Friday, May 28, 2010

Lee Jensen ( -- Thursday, June 10

Speaker: Lee Jensen (

Date/Time: Thursday, June 10, 2010, noon

Place: GHC 6115

Title: Exploiting Sequential Relationships for Familial Classification

Information hidden in sequences of related data provides a significant exploitable source for information extraction. In this work we demonstrate techniques for increasing the signal of classifications from sequences of dependent data. This includes using algorithms, as well as generating features, that take advantage of the sequence oriented nature of the data. The efficacy of these techniques is evaluated with the classification of familial relationships within United States census data. The census data proves an interesting corpus for this work because of the highly sequential nature of the instances, and the explicit classification relationship between one instance and an instance previously found in the sequence.

Thursday, April 8, 2010

Vasudeva Varma -- Friday April 16, 2010, noon

Speaker: Dr. Vasudeva Varma (Institute of Information Technology, Hyderabad, India)

Date/Time: Friday April 16, 2010, noon

Place: Newell-Simon Hall 3002

Title: Cross Language Information Access - An Indian Experience

In this talk, I briefly explain the cross language information retrieval research for Indian languages. There is a national wide mission mode project on cross language information access sponsored by Ministry of Communications and Information technology, Government of India involving ten Universities. I will talk about the major research issues and a possible roadmap for the CLIR research in Indian setting. I will also share our experiences with multi-lingual summarization.

Vasudeva Varma is a faculty member at International Institute of Information Technology, Hyderabad Since 2002. His research interests include search (information retrieval), information extraction, information access, knowledge management, cloud computing and software engineering. He is heading Search and Information Extraction Lab and Software Engineering Research Lab at IIIT Hyderabad.

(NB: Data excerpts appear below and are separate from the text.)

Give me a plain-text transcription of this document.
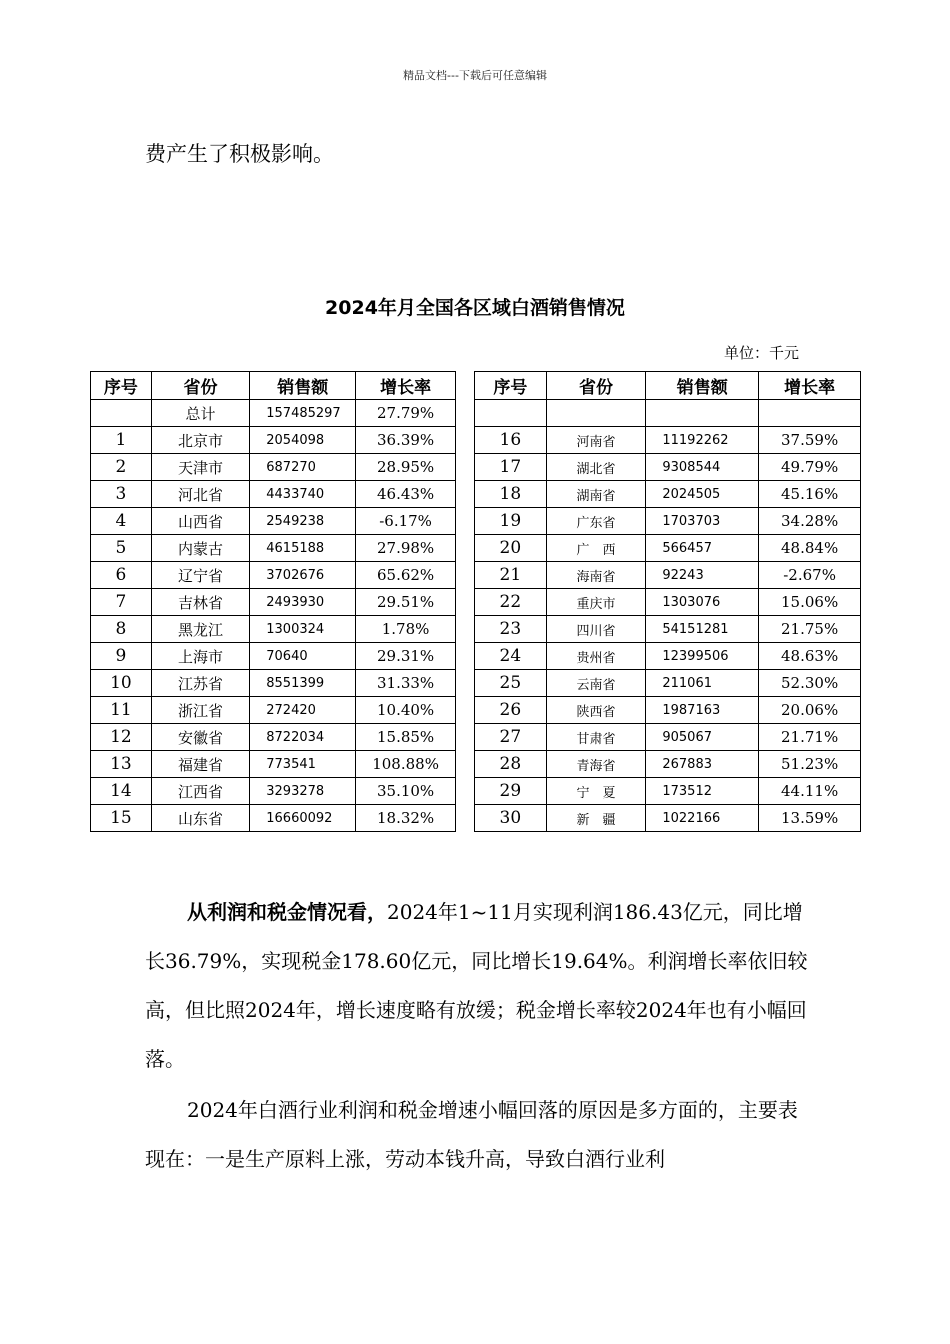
精品文档---下载后可任意编辑
费产生了积极影响。
2024年月全国各区域白酒销售情况
单位：千元
序号	省份	销售额	增长率
	总计	157485297	27.79%
1	北京市	2054098	36.39%
2	天津市	687270	28.95%
3	河北省	4433740	46.43%
4	山西省	2549238	-6.17%
5	内蒙古	4615188	27.98%
6	辽宁省	3702676	65.62%
7	吉林省	2493930	29.51%
8	黑龙江	1300324	1.78%
9	上海市	70640	29.31%
10	江苏省	8551399	31.33%
11	浙江省	272420	10.40%
12	安徽省	8722034	15.85%
13	福建省	773541	108.88%
14	江西省	3293278	35.10%
15	山东省	16660092	18.32%
序号	省份	销售额	增长率

16	河南省	11192262	37.59%
17	湖北省	9308544	49.79%
18	湖南省	2024505	45.16%
19	广东省	1703703	34.28%
20	广　西	566457	48.84%
21	海南省	92243	-2.67%
22	重庆市	1303076	15.06%
23	四川省	54151281	21.75%
24	贵州省	12399506	48.63%
25	云南省	211061	52.30%
26	陕西省	1987163	20.06%
27	甘肃省	905067	21.71%
28	青海省	267883	51.23%
29	宁　夏	173512	44.11%
30	新　疆	1022166	13.59%
从利润和税金情况看，2024年1~11月实现利润186.43亿元，同比增长36.79%，实现税金178.60亿元，同比增长19.64%。利润增长率依旧较高，但比照2024年，增长速度略有放缓；税金增长率较2024年也有小幅回落。
2024年白酒行业利润和税金增速小幅回落的原因是多方面的，主要表现在：一是生产原料上涨，劳动本钱升高，导致白酒行业利
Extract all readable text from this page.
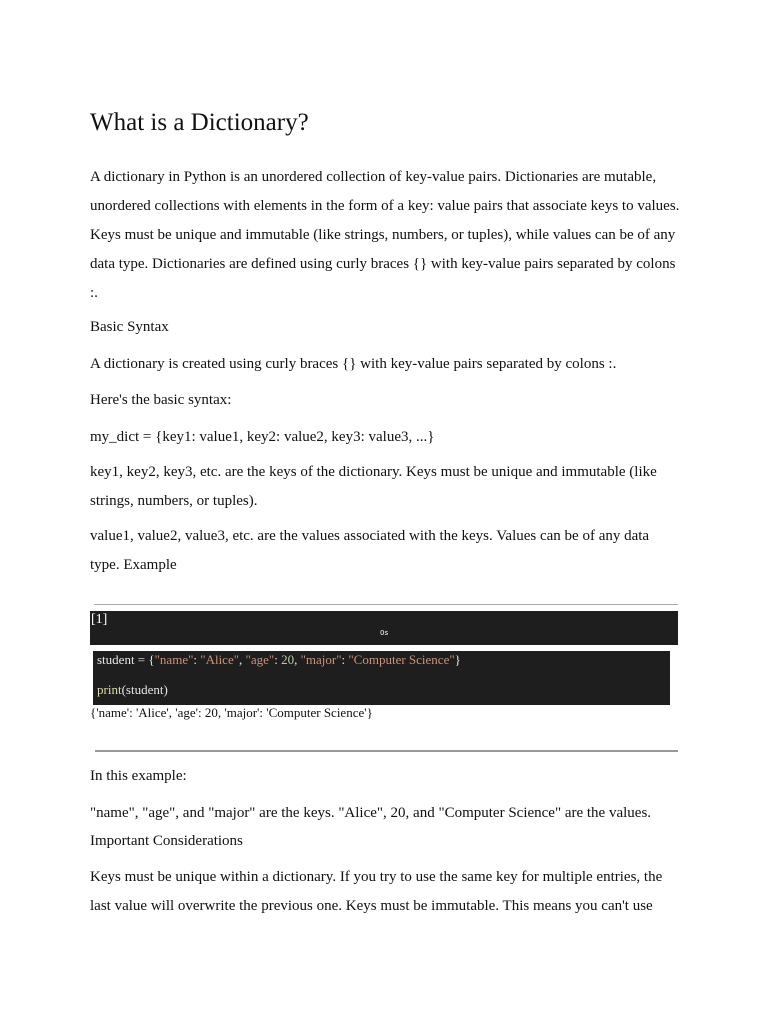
What is a Dictionary?

A dictionary in Python is an unordered collection of key-value pairs. Dictionaries are mutable, unordered collections with elements in the form of a key: value pairs that associate keys to values. Keys must be unique and immutable (like strings, numbers, or tuples), while values can be of any data type. Dictionaries are defined using curly braces {} with key-value pairs separated by colons :.

Basic Syntax
A dictionary is created using curly braces {} with key-value pairs separated by colons :.
Here's the basic syntax:
my_dict = {key1: value1, key2: value2, key3: value3, ...}

key1, key2, key3, etc. are the keys of the dictionary. Keys must be unique and immutable (like strings, numbers, or tuples).

value1, value2, value3, etc. are the values associated with the keys. Values can be of any data type. Example

[1]
0s
student = {"name": "Alice", "age": 20, "major": "Computer Science"}
print(student)
{'name': 'Alice', 'age': 20, 'major': 'Computer Science'}
In this example:
"name", "age", and "major" are the keys. "Alice", 20, and "Computer Science" are the values.
Important Considerations

Keys must be unique within a dictionary. If you try to use the same key for multiple entries, the last value will overwrite the previous one. Keys must be immutable. This means you can't use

He is also the chair of Post Graduate Programs since 2009. He published a book on Software Architecture (Pearson Education) and over sixty technical papers in journals and conferences. In 2004, he obtained young scientist award and grant from Department of Science and Technology, Government of India, for his proposal on personalized search engines. In 2007, he was given Research Faculty Award by AOL Labs.